As for the horrors of slavery shown in the film. Some might carp that they are overdrawn and extreme. Aside from the fact that these horrors are highlights spread out over 12 years, what the film actually highlights is not so much that these horrors, the whippings, beating etc., are “typical” in terms of happening every day, but that they are “typical” in terms of what could happen and frequently, on a year by year basis, did happen. Slavery was quite simply a brutal system of coercive labour giving of group of people what amounted to totalitarian authority over others. Regardless of whether the authority wielded was benign or brutal the authority was absolute.

The evidence does in fact indicate that American slavery was  overall a brutal system of authority and further that physical conditions on Southern plantations replicated conditions in the worst of US urban slums of the times. So the slaves got autocratic rule along with poverty.3

The horrors of slavery in our age when we, by both time and geography are shielded from it have to be shown to us. Sadly the human imagination simply cannot, most of the time, imagine what it is like to be under someone’s near total control. Our imaginations need a boost.

This is not a film that is a pleasure to sit through in the slightest. It is a real life horror story.  Still it should be seen.

1. See Solomon Northup's Odyssey, Wikipedia Here.

2. 12 Years a Slave (film), Wikipedia Here.

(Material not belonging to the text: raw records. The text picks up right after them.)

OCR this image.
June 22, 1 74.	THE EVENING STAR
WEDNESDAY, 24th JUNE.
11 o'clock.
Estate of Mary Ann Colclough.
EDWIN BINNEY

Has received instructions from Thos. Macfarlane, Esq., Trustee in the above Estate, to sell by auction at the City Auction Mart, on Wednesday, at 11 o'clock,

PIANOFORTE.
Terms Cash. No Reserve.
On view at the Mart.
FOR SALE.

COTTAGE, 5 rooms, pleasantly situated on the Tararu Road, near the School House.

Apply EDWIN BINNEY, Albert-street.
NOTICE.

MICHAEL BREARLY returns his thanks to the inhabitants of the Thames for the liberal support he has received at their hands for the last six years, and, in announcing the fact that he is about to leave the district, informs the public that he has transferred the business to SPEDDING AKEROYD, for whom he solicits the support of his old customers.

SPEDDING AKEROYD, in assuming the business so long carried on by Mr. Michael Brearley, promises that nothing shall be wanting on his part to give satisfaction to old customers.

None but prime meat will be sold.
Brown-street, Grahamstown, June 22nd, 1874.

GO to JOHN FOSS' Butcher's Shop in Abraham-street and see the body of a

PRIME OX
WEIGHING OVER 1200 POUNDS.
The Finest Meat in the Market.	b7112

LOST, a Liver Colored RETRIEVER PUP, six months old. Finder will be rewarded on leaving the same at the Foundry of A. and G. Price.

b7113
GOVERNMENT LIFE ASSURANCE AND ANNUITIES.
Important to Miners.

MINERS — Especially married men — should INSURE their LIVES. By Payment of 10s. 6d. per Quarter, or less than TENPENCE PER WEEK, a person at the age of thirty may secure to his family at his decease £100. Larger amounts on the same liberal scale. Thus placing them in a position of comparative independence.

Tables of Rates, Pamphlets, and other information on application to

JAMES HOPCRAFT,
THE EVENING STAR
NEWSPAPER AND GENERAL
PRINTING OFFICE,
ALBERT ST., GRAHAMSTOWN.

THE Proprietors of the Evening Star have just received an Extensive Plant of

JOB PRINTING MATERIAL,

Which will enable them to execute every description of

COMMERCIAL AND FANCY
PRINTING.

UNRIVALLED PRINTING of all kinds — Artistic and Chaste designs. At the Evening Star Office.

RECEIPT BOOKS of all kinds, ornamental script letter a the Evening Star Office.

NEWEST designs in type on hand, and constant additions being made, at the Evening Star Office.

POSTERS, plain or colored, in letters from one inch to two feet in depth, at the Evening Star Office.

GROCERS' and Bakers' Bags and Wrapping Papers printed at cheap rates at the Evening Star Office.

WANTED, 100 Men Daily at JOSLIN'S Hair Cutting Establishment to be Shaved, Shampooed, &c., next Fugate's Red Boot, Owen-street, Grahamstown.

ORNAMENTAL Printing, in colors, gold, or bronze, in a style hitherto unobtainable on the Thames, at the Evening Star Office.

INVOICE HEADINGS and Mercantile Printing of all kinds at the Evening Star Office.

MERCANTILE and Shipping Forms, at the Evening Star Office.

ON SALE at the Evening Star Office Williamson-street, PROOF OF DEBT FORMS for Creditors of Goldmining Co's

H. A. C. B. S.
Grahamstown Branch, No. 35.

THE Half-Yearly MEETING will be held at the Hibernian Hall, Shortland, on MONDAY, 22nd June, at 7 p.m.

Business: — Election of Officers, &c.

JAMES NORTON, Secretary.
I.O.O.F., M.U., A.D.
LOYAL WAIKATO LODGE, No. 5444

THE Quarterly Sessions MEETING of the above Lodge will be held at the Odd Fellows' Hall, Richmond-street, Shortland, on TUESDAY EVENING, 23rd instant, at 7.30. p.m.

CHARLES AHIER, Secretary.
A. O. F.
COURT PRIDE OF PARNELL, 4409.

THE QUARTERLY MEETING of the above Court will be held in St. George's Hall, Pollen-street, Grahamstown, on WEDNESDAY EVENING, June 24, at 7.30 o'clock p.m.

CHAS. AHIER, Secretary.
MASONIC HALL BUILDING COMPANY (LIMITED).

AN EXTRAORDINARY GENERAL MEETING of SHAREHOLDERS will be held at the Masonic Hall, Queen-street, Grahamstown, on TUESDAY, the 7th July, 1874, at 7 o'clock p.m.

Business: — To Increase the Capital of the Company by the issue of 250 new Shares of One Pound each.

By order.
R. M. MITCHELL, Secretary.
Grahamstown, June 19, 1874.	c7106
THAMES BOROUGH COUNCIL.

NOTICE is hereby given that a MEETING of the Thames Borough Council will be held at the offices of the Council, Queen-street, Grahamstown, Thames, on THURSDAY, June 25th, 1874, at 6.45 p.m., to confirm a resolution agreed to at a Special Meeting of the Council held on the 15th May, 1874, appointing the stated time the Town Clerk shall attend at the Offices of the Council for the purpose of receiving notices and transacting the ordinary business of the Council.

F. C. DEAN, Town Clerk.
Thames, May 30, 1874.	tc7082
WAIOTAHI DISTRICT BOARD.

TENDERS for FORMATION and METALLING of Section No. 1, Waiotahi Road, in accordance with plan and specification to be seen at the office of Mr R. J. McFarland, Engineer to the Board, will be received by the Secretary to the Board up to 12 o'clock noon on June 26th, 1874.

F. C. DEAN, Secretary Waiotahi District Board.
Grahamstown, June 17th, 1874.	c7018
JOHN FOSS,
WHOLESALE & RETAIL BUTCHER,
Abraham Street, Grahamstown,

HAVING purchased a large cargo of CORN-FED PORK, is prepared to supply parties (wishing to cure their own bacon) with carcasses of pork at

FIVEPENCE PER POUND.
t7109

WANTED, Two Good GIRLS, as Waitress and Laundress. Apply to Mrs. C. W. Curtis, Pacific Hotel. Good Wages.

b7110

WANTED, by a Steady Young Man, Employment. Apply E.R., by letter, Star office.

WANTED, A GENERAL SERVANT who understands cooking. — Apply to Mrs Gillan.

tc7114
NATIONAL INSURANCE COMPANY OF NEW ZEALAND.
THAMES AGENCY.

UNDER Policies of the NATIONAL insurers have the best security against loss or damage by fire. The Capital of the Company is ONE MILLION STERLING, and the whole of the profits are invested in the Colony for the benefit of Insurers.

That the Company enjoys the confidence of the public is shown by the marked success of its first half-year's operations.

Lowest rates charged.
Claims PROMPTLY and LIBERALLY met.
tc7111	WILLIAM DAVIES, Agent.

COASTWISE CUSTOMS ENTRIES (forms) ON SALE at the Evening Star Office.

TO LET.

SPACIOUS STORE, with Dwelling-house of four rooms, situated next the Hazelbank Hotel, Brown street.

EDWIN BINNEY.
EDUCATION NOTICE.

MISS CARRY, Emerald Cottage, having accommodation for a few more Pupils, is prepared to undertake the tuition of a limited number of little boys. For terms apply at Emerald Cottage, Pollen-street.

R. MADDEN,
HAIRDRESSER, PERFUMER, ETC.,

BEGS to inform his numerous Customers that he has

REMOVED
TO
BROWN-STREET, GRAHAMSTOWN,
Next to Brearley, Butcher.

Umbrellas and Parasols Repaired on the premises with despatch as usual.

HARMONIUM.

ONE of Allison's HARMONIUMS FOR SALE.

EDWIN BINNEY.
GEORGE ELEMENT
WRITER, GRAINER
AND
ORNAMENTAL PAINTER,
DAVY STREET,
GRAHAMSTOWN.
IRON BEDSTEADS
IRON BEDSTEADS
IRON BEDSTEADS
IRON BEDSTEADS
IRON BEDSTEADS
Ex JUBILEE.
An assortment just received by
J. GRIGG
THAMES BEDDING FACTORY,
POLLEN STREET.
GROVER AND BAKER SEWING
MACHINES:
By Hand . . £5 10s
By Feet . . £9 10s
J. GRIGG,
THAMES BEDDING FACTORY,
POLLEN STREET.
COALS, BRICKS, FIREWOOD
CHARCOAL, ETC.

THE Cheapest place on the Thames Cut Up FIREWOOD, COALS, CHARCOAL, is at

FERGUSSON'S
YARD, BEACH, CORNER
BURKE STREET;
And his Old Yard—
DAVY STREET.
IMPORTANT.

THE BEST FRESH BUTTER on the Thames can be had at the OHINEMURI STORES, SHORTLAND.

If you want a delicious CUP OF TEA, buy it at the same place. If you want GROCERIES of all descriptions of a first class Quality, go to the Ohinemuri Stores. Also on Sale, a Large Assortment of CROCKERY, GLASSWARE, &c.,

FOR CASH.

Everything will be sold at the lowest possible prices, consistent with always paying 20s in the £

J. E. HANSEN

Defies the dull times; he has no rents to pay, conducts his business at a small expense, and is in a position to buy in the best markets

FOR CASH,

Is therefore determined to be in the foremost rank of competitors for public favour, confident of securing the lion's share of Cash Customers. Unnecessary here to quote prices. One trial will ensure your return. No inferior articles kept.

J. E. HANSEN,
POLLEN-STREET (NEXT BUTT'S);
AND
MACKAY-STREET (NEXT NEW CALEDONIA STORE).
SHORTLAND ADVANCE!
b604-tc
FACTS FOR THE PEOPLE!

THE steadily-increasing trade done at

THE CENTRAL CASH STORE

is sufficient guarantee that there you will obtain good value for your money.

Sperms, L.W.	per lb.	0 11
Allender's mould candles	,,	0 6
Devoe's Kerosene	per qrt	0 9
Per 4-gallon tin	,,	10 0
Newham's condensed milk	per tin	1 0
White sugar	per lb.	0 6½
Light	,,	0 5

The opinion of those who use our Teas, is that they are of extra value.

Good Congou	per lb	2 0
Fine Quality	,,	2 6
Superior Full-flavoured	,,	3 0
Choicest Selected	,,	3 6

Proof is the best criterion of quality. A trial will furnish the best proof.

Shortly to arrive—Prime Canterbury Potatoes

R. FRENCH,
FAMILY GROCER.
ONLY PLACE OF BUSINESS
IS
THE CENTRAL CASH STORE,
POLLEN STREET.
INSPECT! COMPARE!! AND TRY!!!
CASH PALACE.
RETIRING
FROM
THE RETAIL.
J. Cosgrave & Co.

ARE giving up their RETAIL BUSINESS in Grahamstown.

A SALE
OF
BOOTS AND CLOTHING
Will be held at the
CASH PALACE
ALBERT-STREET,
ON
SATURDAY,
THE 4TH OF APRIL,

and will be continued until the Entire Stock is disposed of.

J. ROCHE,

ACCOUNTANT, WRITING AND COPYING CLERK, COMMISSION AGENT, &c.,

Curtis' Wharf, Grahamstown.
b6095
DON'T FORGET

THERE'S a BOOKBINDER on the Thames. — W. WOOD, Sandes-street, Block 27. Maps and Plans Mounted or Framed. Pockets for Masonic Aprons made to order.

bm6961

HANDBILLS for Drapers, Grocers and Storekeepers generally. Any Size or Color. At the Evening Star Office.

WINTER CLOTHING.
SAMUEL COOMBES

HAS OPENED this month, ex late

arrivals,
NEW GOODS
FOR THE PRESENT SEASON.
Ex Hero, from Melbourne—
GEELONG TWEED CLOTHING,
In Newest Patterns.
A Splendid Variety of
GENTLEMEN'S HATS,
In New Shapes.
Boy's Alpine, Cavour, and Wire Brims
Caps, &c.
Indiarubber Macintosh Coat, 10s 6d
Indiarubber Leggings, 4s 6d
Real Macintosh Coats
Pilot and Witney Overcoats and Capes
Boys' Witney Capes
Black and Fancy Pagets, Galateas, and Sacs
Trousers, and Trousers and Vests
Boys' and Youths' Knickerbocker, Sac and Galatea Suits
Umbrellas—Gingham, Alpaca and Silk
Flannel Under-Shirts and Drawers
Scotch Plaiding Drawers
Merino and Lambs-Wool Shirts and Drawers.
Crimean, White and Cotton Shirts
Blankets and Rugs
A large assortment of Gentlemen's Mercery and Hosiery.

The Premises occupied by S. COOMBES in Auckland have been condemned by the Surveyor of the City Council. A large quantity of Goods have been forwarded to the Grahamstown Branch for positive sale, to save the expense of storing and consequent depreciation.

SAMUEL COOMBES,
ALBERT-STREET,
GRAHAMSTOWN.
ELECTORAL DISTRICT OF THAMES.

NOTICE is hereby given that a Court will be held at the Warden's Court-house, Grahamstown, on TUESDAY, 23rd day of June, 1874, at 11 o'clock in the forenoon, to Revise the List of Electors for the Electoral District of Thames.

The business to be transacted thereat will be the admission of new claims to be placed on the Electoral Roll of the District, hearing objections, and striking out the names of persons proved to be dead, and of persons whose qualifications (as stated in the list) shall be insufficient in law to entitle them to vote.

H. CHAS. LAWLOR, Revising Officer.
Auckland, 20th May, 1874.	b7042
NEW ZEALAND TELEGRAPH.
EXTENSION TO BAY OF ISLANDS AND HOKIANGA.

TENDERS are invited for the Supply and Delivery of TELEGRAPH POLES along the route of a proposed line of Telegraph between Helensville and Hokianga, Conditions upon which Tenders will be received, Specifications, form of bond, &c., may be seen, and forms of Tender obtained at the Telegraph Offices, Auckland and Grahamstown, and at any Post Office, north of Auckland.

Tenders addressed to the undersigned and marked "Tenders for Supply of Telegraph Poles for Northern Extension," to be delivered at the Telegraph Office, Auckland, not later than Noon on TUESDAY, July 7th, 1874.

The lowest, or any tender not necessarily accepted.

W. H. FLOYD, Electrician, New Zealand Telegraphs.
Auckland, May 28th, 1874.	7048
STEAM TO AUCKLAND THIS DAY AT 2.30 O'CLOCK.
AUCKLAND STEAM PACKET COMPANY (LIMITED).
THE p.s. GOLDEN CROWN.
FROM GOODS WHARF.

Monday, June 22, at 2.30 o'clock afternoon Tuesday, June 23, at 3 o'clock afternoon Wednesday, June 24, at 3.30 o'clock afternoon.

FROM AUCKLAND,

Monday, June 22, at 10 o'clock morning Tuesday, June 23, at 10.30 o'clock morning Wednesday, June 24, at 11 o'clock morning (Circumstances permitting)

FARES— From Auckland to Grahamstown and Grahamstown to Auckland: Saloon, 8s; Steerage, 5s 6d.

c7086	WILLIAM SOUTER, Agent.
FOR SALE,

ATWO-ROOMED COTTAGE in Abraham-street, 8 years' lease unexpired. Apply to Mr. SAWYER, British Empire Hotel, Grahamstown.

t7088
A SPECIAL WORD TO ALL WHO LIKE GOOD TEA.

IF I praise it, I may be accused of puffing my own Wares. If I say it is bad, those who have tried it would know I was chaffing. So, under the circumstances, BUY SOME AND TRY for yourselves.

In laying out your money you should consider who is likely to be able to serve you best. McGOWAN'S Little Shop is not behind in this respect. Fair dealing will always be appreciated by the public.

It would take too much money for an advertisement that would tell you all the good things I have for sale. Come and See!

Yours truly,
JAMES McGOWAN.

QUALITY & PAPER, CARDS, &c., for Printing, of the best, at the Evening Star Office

3. For American Slavery see, Jones, Norrece T., Born A Child of Freedom Yet a Slave, Wesleyan University Press, London, 1990, Blassingame, John W., The Slave Community, Revised and Enlarged Edition, Oxford University Press, Oxford, 1979, Stampp, Kenneth M., The Peculiar Institution, Vintage Books, New York, 1956, Editors, David, Paul A., Gutman, Herbert G., Sutch, Richard, Temin, Peter, Wright, Gavin, Reckoning with Slavery, Oxford University Press, New York, 1976.